No filme, você vê que Marighella é colocado em xeque a todo momento. Não fiz uma hagiografia (descrição de um santo, servo de Deus), embora o filme tenha nascido de uma admiração pelo Marighella, meu trabalho como artista é entregar personagens complexos. Não consigo defini-lo como herói. Tenho muita admiração por ele, acho que é um personagem muito importante na história do Brasil. Um cara que dedicou sua vida, literalmente, à luta contra uma ditadura militar, pela liberdade, pela democracia, pelos direitos dos mais pobres, pelos trabalhadores, pelos direitos civis, isso está na história de vida de Marighella, e inclusive, não está nem no filme. Mas ele é um personagem complexo, com falhas e imperfeições.

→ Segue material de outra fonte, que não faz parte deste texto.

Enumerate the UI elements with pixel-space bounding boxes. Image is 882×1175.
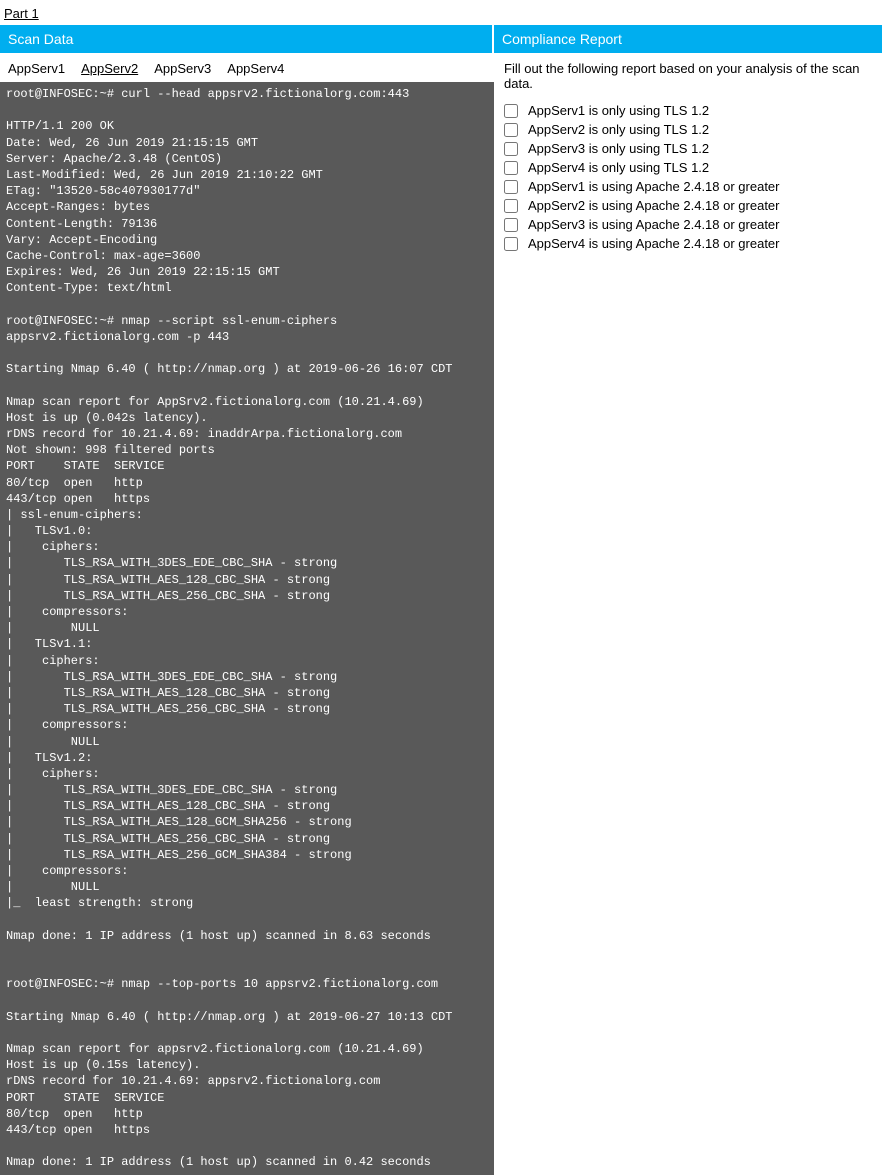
compliance-checkbox-2[interactable] (504, 142, 518, 156)
compliance-checkbox-6[interactable] (504, 218, 518, 232)
compliance-checkbox-0[interactable] (504, 104, 518, 118)
compliance-checkbox-3[interactable] (504, 161, 518, 175)
compliance-label: AppServ1 is using Apache 2.4.18 or great… (528, 179, 780, 194)
compliance-label: AppServ1 is only using TLS 1.2 (528, 103, 709, 118)
tab-bar: AppServ1 AppServ2 AppServ3 AppServ4 (0, 53, 494, 82)
header-row: Scan Data Compliance Report (0, 25, 882, 53)
compliance-checkbox-4[interactable] (504, 180, 518, 194)
compliance-description: Fill out the following report based on y… (502, 53, 882, 101)
tab-appserv4[interactable]: AppServ4 (227, 61, 284, 76)
compliance-label: AppServ4 is using Apache 2.4.18 or great… (528, 236, 780, 251)
compliance-label: AppServ2 is using Apache 2.4.18 or great… (528, 198, 780, 213)
check-item: AppServ2 is only using TLS 1.2 (504, 120, 876, 139)
compliance-report-header: Compliance Report (494, 25, 882, 53)
compliance-label: AppServ3 is only using TLS 1.2 (528, 141, 709, 156)
compliance-label: AppServ3 is using Apache 2.4.18 or great… (528, 217, 780, 232)
compliance-label: AppServ2 is only using TLS 1.2 (528, 122, 709, 137)
check-item: AppServ3 is using Apache 2.4.18 or great… (504, 215, 876, 234)
check-item: AppServ4 is only using TLS 1.2 (504, 158, 876, 177)
terminal-output: root@INFOSEC:~# curl --head appsrv2.fict… (0, 82, 494, 1175)
check-item: AppServ1 is only using TLS 1.2 (504, 101, 876, 120)
compliance-checkbox-5[interactable] (504, 199, 518, 213)
scan-data-header: Scan Data (0, 25, 492, 53)
check-item: AppServ3 is only using TLS 1.2 (504, 139, 876, 158)
content-row: AppServ1 AppServ2 AppServ3 AppServ4 root@IN… (0, 53, 882, 1175)
tab-appserv1[interactable]: AppServ1 (8, 61, 65, 76)
tab-appserv3[interactable]: AppServ3 (154, 61, 211, 76)
compliance-label: AppServ4 is only using TLS 1.2 (528, 160, 709, 175)
compliance-checkbox-7[interactable] (504, 237, 518, 251)
check-item: AppServ2 is using Apache 2.4.18 or great… (504, 196, 876, 215)
check-item: AppServ4 is using Apache 2.4.18 or great… (504, 234, 876, 253)
compliance-checklist: AppServ1 is only using TLS 1.2 AppServ2 i… (502, 101, 882, 253)
compliance-checkbox-1[interactable] (504, 123, 518, 137)
part-link[interactable]: Part 1 (0, 0, 43, 25)
tab-appserv2[interactable]: AppServ2 (81, 61, 138, 76)
check-item: AppServ1 is using Apache 2.4.18 or great… (504, 177, 876, 196)
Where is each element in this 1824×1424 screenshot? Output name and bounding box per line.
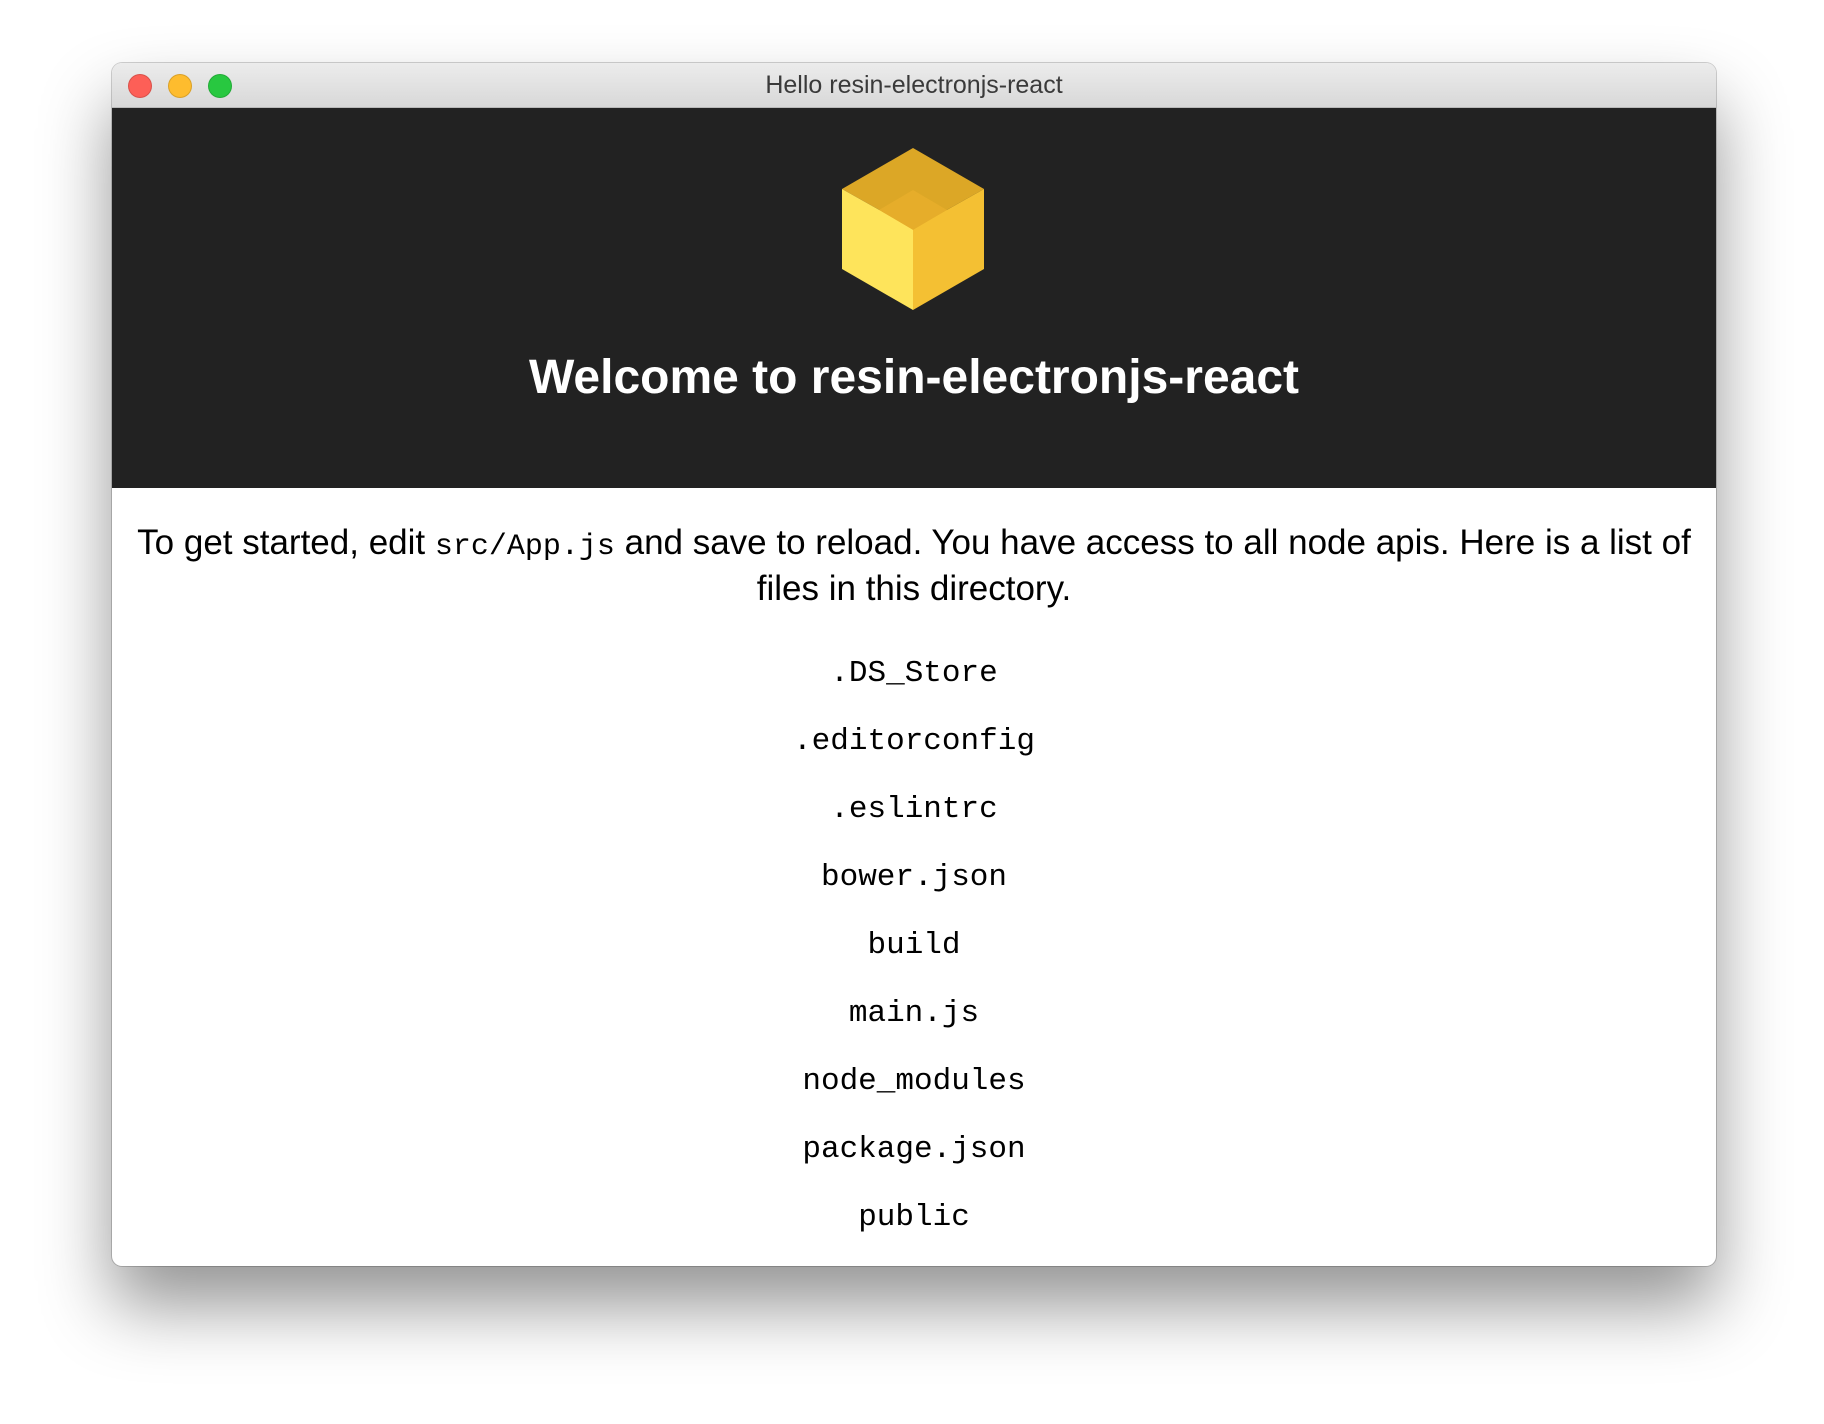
file-list-item: package.json	[802, 1132, 1026, 1167]
file-list-item: bower.json	[820, 860, 1008, 895]
file-list-item: build	[867, 928, 961, 963]
file-list-item: .editorconfig	[793, 724, 1035, 759]
file-list: .DS_Store .editorconfig .eslintrc bower.…	[112, 640, 1716, 1252]
file-list-item: .eslintrc	[830, 792, 998, 827]
file-list-item: public	[858, 1200, 970, 1235]
resin-cube-logo-icon	[842, 148, 984, 310]
app-header: Welcome to resin-electronjs-react	[112, 108, 1716, 488]
app-window: Hello resin-electronjs-react Welcome to …	[112, 63, 1716, 1266]
intro-code: src/App.js	[434, 530, 615, 564]
intro-prefix: To get started, edit	[137, 523, 435, 562]
window-title: Hello resin-electronjs-react	[765, 71, 1063, 99]
file-list-item: .DS_Store	[830, 656, 998, 691]
app-title: Welcome to resin-electronjs-react	[528, 351, 1300, 404]
intro-suffix: and save to reload. You have access to a…	[614, 523, 1691, 608]
file-list-item: node_modules	[802, 1064, 1026, 1099]
file-list-item: main.js	[848, 996, 980, 1031]
title-bar[interactable]: Hello resin-electronjs-react	[112, 63, 1716, 108]
intro-text: To get started, edit src/App.js and save…	[128, 522, 1700, 610]
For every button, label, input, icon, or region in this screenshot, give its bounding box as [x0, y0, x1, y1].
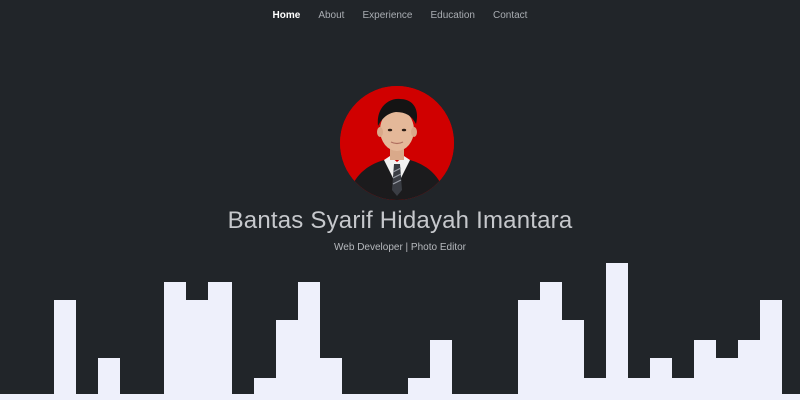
skyline-building — [738, 340, 760, 400]
avatar — [340, 86, 454, 200]
hero-name: Bantas Syarif Hidayah Imantara — [227, 207, 573, 234]
skyline-building — [208, 282, 232, 400]
skyline-building — [320, 358, 342, 400]
nav-link-education[interactable]: Education — [422, 0, 484, 32]
skyline-building — [254, 378, 276, 400]
skyline-building — [408, 378, 430, 400]
skyline-building — [54, 300, 76, 400]
nav-link-about[interactable]: About — [309, 0, 353, 32]
skyline-building — [782, 394, 800, 400]
skyline-building — [628, 378, 650, 400]
nav-link-home[interactable]: Home — [264, 0, 310, 32]
skyline-building — [650, 358, 672, 400]
skyline-building — [540, 282, 562, 400]
skyline-building — [760, 300, 782, 400]
skyline-building — [164, 282, 186, 400]
skyline-illustration — [0, 263, 800, 400]
nav-link-experience[interactable]: Experience — [353, 0, 421, 32]
navbar: Home About Experience Education Contact — [0, 0, 800, 32]
skyline-building — [672, 378, 694, 400]
skyline-building — [562, 320, 584, 400]
skyline-building — [606, 263, 628, 400]
nav-link-contact[interactable]: Contact — [484, 0, 536, 32]
skyline-building — [430, 340, 452, 400]
skyline-building — [518, 300, 540, 400]
skyline-building — [186, 300, 208, 400]
skyline-building — [276, 320, 298, 400]
skyline-building — [716, 358, 738, 400]
page: Home About Experience Education Contact — [0, 0, 800, 400]
skyline-building — [694, 340, 716, 400]
skyline-building — [98, 358, 120, 400]
profile-photo — [340, 86, 454, 200]
skyline-building — [298, 282, 320, 400]
hero-tagline: Web Developer | Photo Editor — [334, 242, 466, 253]
skyline-building — [584, 378, 606, 400]
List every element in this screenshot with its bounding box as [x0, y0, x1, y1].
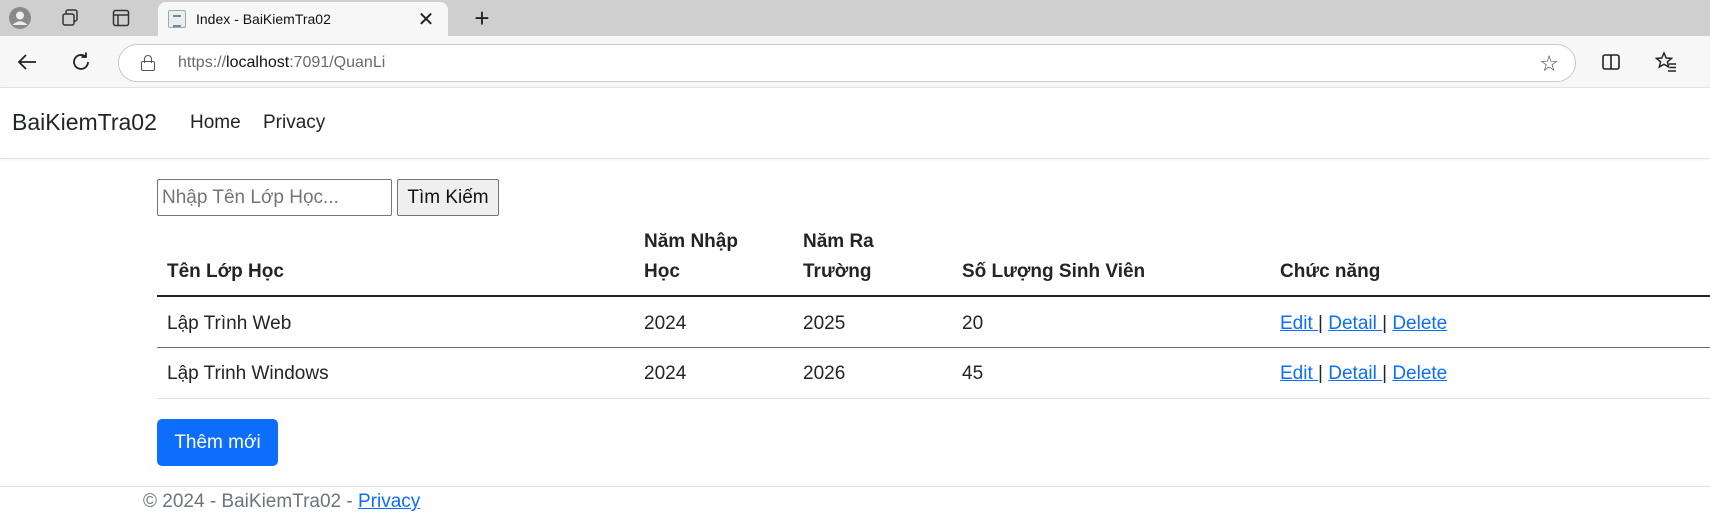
browser-tab-active[interactable]: Index - BaiKiemTra02 ✕ [158, 2, 448, 36]
nav-link-privacy[interactable]: Privacy [263, 112, 325, 134]
tab-title: Index - BaiKiemTra02 [196, 11, 331, 27]
cell-student-count: 45 [962, 363, 984, 384]
site-navbar: BaiKiemTra02 Home Privacy [0, 88, 1710, 159]
add-new-button[interactable]: Thêm mới [157, 419, 278, 466]
cell-end-year: 2025 [803, 313, 846, 334]
navbar-brand[interactable]: BaiKiemTra02 [12, 109, 157, 136]
footer-privacy-link[interactable]: Privacy [358, 491, 420, 512]
back-arrow-icon[interactable] [12, 47, 42, 77]
url-text: https://localhost:7091/QuanLi [178, 54, 386, 71]
edit-link[interactable]: Edit [1280, 313, 1318, 334]
search-class-input[interactable] [157, 179, 392, 216]
browser-tab-bar: Index - BaiKiemTra02 ✕ + [0, 0, 1710, 36]
header-end-year: Năm Ra Trường [803, 227, 874, 287]
action-separator: | [1318, 313, 1323, 334]
footer-copyright: © 2024 - BaiKiemTra02 - [143, 491, 358, 512]
table-header-divider [157, 295, 1710, 297]
new-tab-plus-icon[interactable]: + [468, 4, 496, 32]
detail-link[interactable]: Detail [1328, 313, 1382, 334]
header-start-year-line2: Học [644, 261, 680, 282]
detail-link[interactable]: Detail [1328, 363, 1382, 384]
vertical-tabs-icon[interactable] [107, 4, 135, 32]
nav-link-home[interactable]: Home [190, 112, 241, 134]
action-separator: | [1318, 363, 1323, 384]
cell-class-name: Lập Trinh Windows [167, 363, 329, 384]
address-bar-row: https://localhost:7091/QuanLi ☆ [0, 36, 1710, 88]
delete-link[interactable]: Delete [1392, 363, 1447, 384]
action-separator: | [1382, 363, 1388, 384]
workspaces-icon[interactable] [56, 4, 84, 32]
favorite-star-icon[interactable]: ☆ [1539, 51, 1559, 77]
cell-end-year: 2026 [803, 363, 846, 384]
favorites-list-icon[interactable] [1651, 47, 1681, 77]
header-end-year-line2: Trường [803, 261, 872, 282]
page-favicon-icon [168, 10, 186, 28]
search-button[interactable]: Tìm Kiếm [397, 179, 499, 216]
cell-actions: Edit | Detail | Delete [1280, 362, 1447, 386]
cell-start-year: 2024 [644, 313, 687, 334]
header-start-year-line1: Năm Nhập [644, 231, 738, 252]
profile-icon[interactable] [6, 4, 34, 32]
cell-start-year: 2024 [644, 363, 687, 384]
row-divider [157, 398, 1710, 399]
footer-divider [0, 486, 1710, 487]
lock-icon[interactable] [141, 55, 155, 71]
header-start-year: Năm Nhập Học [644, 227, 738, 287]
edit-link[interactable]: Edit [1280, 363, 1318, 384]
header-student-count: Số Lượng Sinh Viên [962, 261, 1146, 282]
row-divider [157, 347, 1710, 348]
footer: © 2024 - BaiKiemTra02 - Privacy [143, 491, 420, 513]
header-class-name: Tên Lớp Học [167, 261, 284, 282]
cell-actions: Edit | Detail | Delete [1280, 312, 1447, 336]
url-input[interactable]: https://localhost:7091/QuanLi ☆ [118, 44, 1576, 82]
header-end-year-line1: Năm Ra [803, 231, 874, 252]
cell-student-count: 20 [962, 313, 984, 334]
close-tab-icon[interactable]: ✕ [414, 7, 438, 31]
refresh-icon[interactable] [66, 47, 96, 77]
action-separator: | [1382, 313, 1388, 334]
delete-link[interactable]: Delete [1392, 313, 1447, 334]
cell-class-name: Lập Trình Web [167, 313, 292, 334]
header-actions: Chức năng [1280, 261, 1381, 282]
split-screen-icon[interactable] [1596, 47, 1626, 77]
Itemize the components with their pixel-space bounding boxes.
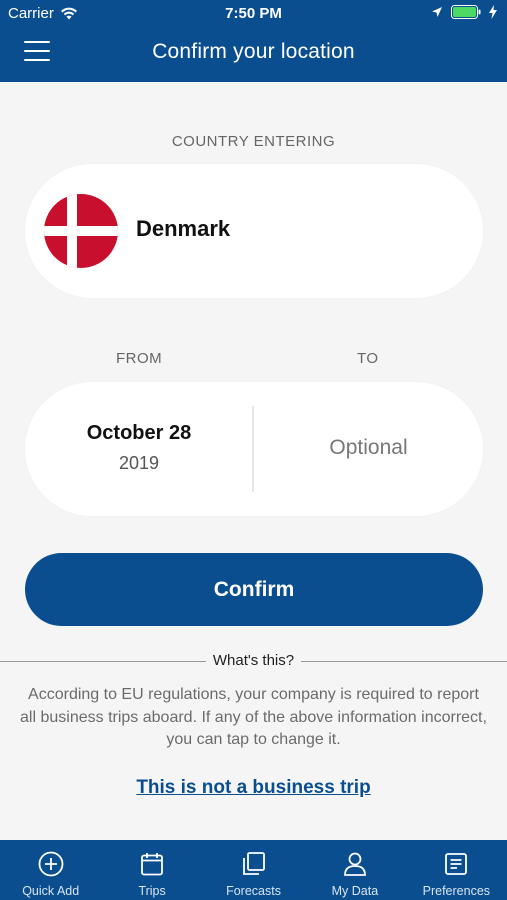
tab-preferences[interactable]: Preferences	[406, 840, 507, 900]
tab-label: Trips	[138, 884, 166, 898]
tab-label: Forecasts	[226, 884, 281, 898]
person-icon	[344, 852, 366, 876]
tab-label: My Data	[331, 884, 379, 898]
whats-this-divider: What's this?	[0, 650, 507, 672]
date-range-card: October 28 2019 Optional	[25, 382, 483, 516]
stacked-cards-icon	[242, 852, 265, 875]
tab-quick-add[interactable]: Quick Add	[0, 840, 101, 900]
plus-circle-icon	[38, 851, 64, 877]
from-date-picker[interactable]: October 28 2019	[25, 382, 253, 516]
tab-my-data[interactable]: My Data	[304, 840, 405, 900]
to-date-picker[interactable]: Optional	[254, 382, 483, 516]
denmark-flag-icon	[44, 194, 118, 268]
from-label: FROM	[116, 350, 163, 367]
navigation-bar: Confirm your location	[0, 28, 507, 82]
to-label: TO	[357, 350, 379, 367]
from-year-value: 2019	[118, 453, 160, 473]
tab-label: Preferences	[422, 884, 491, 898]
document-list-icon	[445, 853, 468, 875]
calendar-icon	[141, 853, 164, 876]
from-date-value: October 28	[86, 422, 192, 444]
country-entering-label: COUNTRY ENTERING	[171, 133, 336, 150]
top-bar: Carrier 7:50 PM Confirm your location	[0, 0, 507, 82]
whats-this-heading-wrap: What's this?	[0, 652, 507, 669]
status-bar: Carrier 7:50 PM	[0, 0, 507, 28]
confirm-button[interactable]: Confirm	[25, 553, 483, 626]
charging-bolt-icon	[489, 5, 497, 19]
battery-icon	[451, 5, 481, 19]
status-right	[431, 5, 497, 19]
tab-forecasts[interactable]: Forecasts	[203, 840, 304, 900]
country-name: Denmark	[136, 216, 231, 241]
explanation-text: According to EU regulations, your compan…	[20, 686, 487, 748]
whats-this-heading: What's this?	[205, 652, 302, 669]
tab-label: Quick Add	[22, 884, 80, 898]
page-title: Confirm your location	[152, 40, 355, 63]
to-date-placeholder: Optional	[329, 436, 408, 459]
location-arrow-icon	[432, 7, 442, 17]
country-selector[interactable]: Denmark	[25, 164, 483, 298]
not-business-trip-link[interactable]: This is not a business trip	[0, 777, 507, 799]
tab-trips[interactable]: Trips	[101, 840, 202, 900]
tab-bar: Quick Add Trips Forecasts My Data Prefer…	[0, 840, 507, 900]
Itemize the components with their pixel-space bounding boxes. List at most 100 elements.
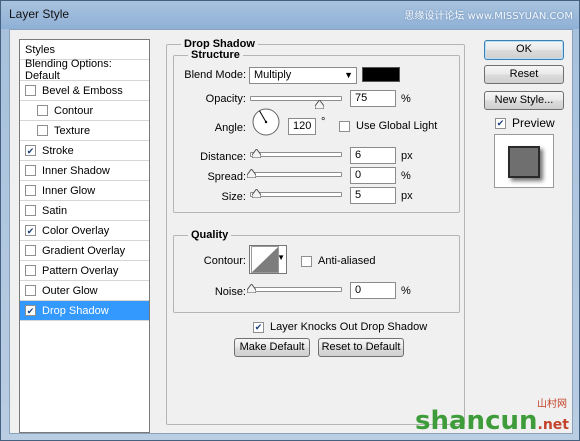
distance-slider-thumb[interactable] <box>252 149 261 158</box>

Você já viveu, na tela, o papel de um ex-capitão que chora no espelho. Daria algum conselho para o presidente que chora no Alvorada? Aliás, como o ex-capitão Nascimento, pediria para ele sair?

Eu peço para ele sair; gostaria muito que ele saísse. Não sei se eu tenho conselho para dar para Bolsonaro. Mas acho que, para o bem do Brasil, ele precisa sair. Acho que ele sairá, não passará de 2022. Se ele não vier com uma aventura golpista de tomar as coisas na marra, como é natural deste tipo de governo que ele admira. Nas urnas, não tenho a menor dúvida de que vai perder. O Brasil já entendeu, viu. Já disse isso: acho que a eleição do Bolsonaro foi pedagógica para o país. Nos reconectou com um Brasil, que é o Brasil também. Este Brasil profundo, racista, que tem história de autoritarismo, traços golpistas e elitistas. Este Brasil está aí: se materializou neste furúnculo chamado Bolsonaro. Mas nós somos muito mais do que isso. Somos muito mais complexos do que isso. Entendemos, olhamos: este Brasil estava camuflado pelo pós-ditadura, pela Constituição de 1988. Vai ser um trabalho difícil o de reconstruir um caminho. Destruíram muita coisa. Mas vamos voltar e reconstruir; de 2022 ele não vai passar.